Has anyone got an ideas about this problem, please? I've configured NFS on my dev machine (Fedora 16) and I can see the exported filesystems from another PC. However, when I try to mount one to the mini6410, I get the following: root@FriendlyARM /etc]# mount -t nfs4 ermintrude:/home/jeff/ARM /mnt mount: mounting ermintrude:/home/jeff/ARM on /mnt failed: No such device Googling that mount error, and checking lsmod, it looks as if the FriendlyARM kernel doesn't have NFS enabled. Could that be the case? The manual implies that it's there by default. Thanks!
NFS "no such device"... is NFS even in the kernel?
Take a look at run-time into the file "/proc/filesystems". When your kernel supports NFS, it should contain something like "nodev nfs".
Ah, my bad! Seems it's not -t nfs4, it's just -t nfs. So, now we get this: [root@FriendlyARM /]# mount -t nfs 192.168.1.202:/home/jeff/ARM /mnt mount: mounting 192.168.1.202:/home/jeff/ARM on /mnt failed: Connection refused Thought that might be SELinux raising its ugly head, but moving it to Permissive mode gives no change. All the ports listed by "rpcinfo -p" are open in the firewall, and even disabling the firewall temporarily has no effect. Odd. Juergen, /proc/filesystems on the mini6410 is empty... problem?

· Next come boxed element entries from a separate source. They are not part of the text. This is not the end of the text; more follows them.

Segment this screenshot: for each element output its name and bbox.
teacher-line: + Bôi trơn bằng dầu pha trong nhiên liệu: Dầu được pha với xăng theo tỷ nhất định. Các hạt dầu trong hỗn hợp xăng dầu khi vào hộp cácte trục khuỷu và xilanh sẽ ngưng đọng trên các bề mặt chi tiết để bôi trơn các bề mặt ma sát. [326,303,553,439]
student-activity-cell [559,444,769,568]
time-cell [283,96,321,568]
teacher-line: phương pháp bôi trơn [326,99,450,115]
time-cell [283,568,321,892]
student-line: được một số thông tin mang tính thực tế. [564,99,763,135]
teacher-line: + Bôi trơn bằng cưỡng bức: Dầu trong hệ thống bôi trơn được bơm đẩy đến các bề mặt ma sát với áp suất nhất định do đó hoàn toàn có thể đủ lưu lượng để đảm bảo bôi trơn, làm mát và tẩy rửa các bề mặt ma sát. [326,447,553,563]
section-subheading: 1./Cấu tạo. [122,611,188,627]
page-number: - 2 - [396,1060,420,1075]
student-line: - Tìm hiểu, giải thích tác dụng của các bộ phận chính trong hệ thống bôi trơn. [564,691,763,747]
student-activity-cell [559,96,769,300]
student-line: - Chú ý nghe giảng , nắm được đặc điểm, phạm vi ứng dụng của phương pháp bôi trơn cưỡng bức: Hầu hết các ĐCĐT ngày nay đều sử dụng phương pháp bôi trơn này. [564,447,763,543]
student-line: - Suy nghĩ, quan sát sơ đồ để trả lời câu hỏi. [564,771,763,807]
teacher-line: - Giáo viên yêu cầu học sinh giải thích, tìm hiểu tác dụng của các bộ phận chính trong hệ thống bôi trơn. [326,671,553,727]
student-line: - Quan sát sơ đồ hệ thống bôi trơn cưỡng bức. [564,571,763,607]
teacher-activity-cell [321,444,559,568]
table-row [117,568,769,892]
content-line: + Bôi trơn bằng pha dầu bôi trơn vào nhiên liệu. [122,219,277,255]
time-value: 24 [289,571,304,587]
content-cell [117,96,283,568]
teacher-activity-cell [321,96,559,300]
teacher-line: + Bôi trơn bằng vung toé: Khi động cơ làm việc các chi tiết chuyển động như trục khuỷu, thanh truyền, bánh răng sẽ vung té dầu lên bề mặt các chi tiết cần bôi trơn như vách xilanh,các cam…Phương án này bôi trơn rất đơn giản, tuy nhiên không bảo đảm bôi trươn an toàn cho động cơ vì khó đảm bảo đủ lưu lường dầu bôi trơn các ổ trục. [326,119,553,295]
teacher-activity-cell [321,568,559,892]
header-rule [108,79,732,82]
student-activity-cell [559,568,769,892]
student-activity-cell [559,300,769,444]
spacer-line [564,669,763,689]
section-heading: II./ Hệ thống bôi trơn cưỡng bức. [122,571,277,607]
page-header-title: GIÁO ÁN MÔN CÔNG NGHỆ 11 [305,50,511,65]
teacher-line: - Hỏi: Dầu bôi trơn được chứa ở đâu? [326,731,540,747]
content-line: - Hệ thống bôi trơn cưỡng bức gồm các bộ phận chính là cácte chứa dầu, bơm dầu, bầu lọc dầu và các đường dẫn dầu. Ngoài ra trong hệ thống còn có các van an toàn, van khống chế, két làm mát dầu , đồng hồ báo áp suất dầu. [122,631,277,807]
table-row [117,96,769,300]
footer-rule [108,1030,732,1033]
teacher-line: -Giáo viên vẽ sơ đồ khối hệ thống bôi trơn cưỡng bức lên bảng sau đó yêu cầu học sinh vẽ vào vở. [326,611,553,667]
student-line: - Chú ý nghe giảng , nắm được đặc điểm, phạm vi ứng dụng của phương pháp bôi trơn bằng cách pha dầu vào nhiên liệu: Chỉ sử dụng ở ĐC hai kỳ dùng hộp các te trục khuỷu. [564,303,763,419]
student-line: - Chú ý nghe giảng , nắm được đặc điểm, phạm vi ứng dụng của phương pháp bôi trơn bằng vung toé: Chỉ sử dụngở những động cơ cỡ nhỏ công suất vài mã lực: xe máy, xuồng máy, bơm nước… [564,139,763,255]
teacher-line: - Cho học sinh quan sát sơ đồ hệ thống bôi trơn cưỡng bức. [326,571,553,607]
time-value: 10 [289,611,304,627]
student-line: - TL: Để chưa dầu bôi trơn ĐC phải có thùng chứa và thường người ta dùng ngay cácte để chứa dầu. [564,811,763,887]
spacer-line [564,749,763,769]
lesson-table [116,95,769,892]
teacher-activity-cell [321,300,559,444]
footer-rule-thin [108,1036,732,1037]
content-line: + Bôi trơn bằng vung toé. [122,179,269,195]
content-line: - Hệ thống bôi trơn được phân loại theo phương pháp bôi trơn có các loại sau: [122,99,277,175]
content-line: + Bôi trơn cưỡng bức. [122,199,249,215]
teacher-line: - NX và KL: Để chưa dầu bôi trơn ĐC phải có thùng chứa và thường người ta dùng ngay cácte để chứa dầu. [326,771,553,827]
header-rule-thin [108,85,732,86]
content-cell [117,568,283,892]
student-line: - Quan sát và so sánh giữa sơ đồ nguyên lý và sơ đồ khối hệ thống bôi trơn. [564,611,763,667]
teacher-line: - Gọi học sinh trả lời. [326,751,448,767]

Is the whole 'proc/' empty? If yes, you forget to mount the procfs. If only the '/proc/filesystems' is empty, hmmm, no idea what wrong in this case. Mounting an NFS share can fail due to the 'mount' commend itself and its capabilities. The Busybox's 'mount' can handle NFS filesystem when enabled in its configuration. The regular 'mount' command needs the NFS helpers to be able to mount an NFS share.
Hmm indeed. proc looks ok. Might be something about how the latest Fedora builds use it - quite a few things aren't "standard" in the old way any longer. The 6410 doesn't seem to get it right with any remote filesystems. CIFS (Samba) mounts to my Windows server come back with "no such device" even with anonymous access enabled and NFS to the Windows server gives "connection refused" or "bad file descriptor" depending on its mood! When you say "when enabled in its configuration", where is that config on the ARM board?
And this is odder still... I just increased the logging level on the Windows server's NFS service. ARM: > busybox mount 192.168.1.2:/TransferTemp /pc mount: mounting 192.168.1.2:/TransferTemp on /pc failed: Connection refused [same answer for just "mount" without invoking busybox] Windows event log: Mount operation succeeded. Address:192.168.1.222 (that's the ARM board) Share:D:\Public\TransferTemp Now that's strange. ARM thinks it didn't work, Windows says it did.
Ah! I missed an option which appears to be vital to the mount. Thought it was the default, but possibly not in the ARM linux distro. It's mount -t nfs -o nolock etc... The "nolock" is the bit that made it work. Now I can mount nfs at least. CIFS doesn't matter, so will ignore that!